The New Era of Long-Acting Antiretroviral Therapy: When and Why to Make the Switch
- PMID: 37733184
- DOI: 10.1007/s11904-023-00665-x
The New Era of Long-Acting Antiretroviral Therapy: When and Why to Make the Switch
Abstract
Purpose of review: Despite the availability of safe and effective oral combination antiretroviral therapy, barriers to maintaining viral suppression remain a challenge to ending the HIV epidemic. Long-acting injectable antiretroviral therapy was developed as an alternative to daily oral therapy. This review summarizes the current literature on the efficacy of long-acting cabotegravir plus rilpivirine for the treatment of HIV-1, reasons to switch to injectable therapy, and barriers to switching.

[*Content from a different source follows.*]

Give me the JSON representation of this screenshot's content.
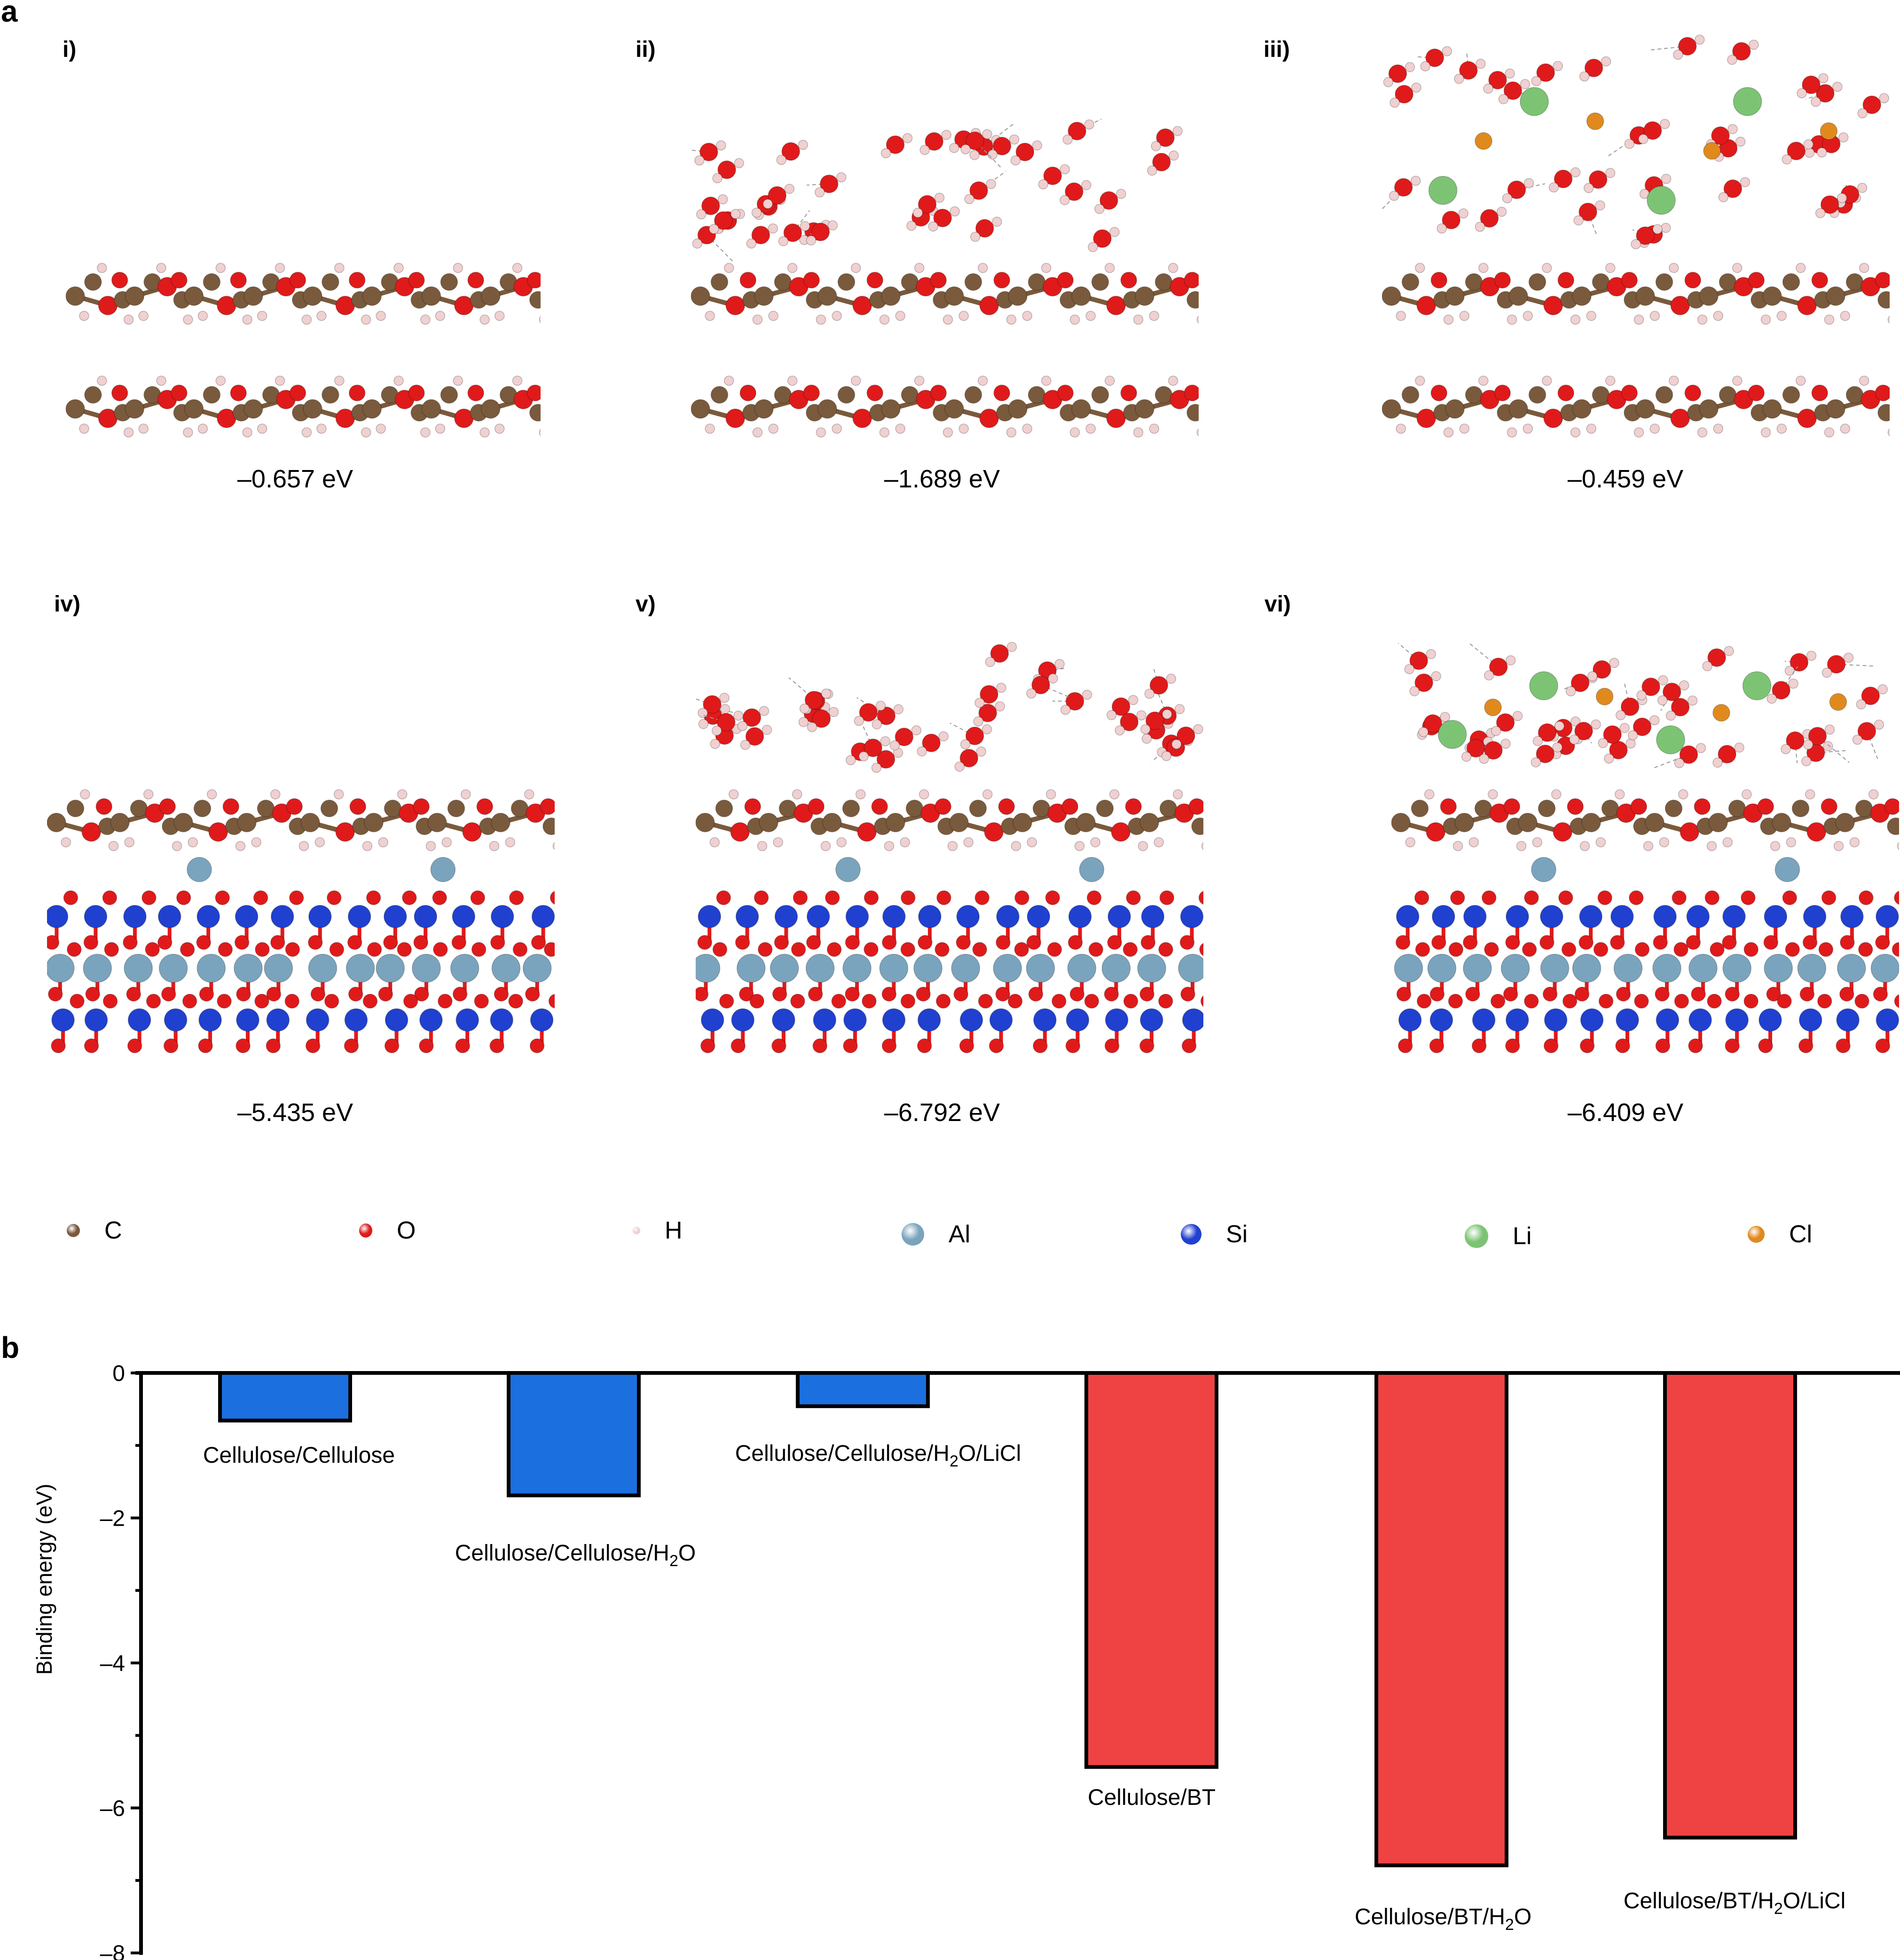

Recent findings: Long-acting cabotegravir plus rilpivirine is safe and effective in maintaining HIV-1 virologic suppression. Ideal candidates for switching to long-acting cabotegravir plus rilpivirine are virologically suppressed on oral regimens with good adherence and no history of virologic failure or baseline resistance. Indications to switch to injectable therapy include patient preference, the potential for improved adherence, and avoidance of adverse effects. Implementation research is needed to assess and overcome system barriers. Long-acting cabotegravir plus rilpivirine is a novel alternative to oral antiretrovirals, with the potential to improve adherence and quality of life in people with HIV.
Keywords: Cabotegravir-rilpivirine; HIV-1 treatment; Long-acting antiretroviral therapy; Patient preference; System barriers.
© 2023. The Author(s), under exclusive licence to Springer Science+Business Media, LLC, part of Springer Nature.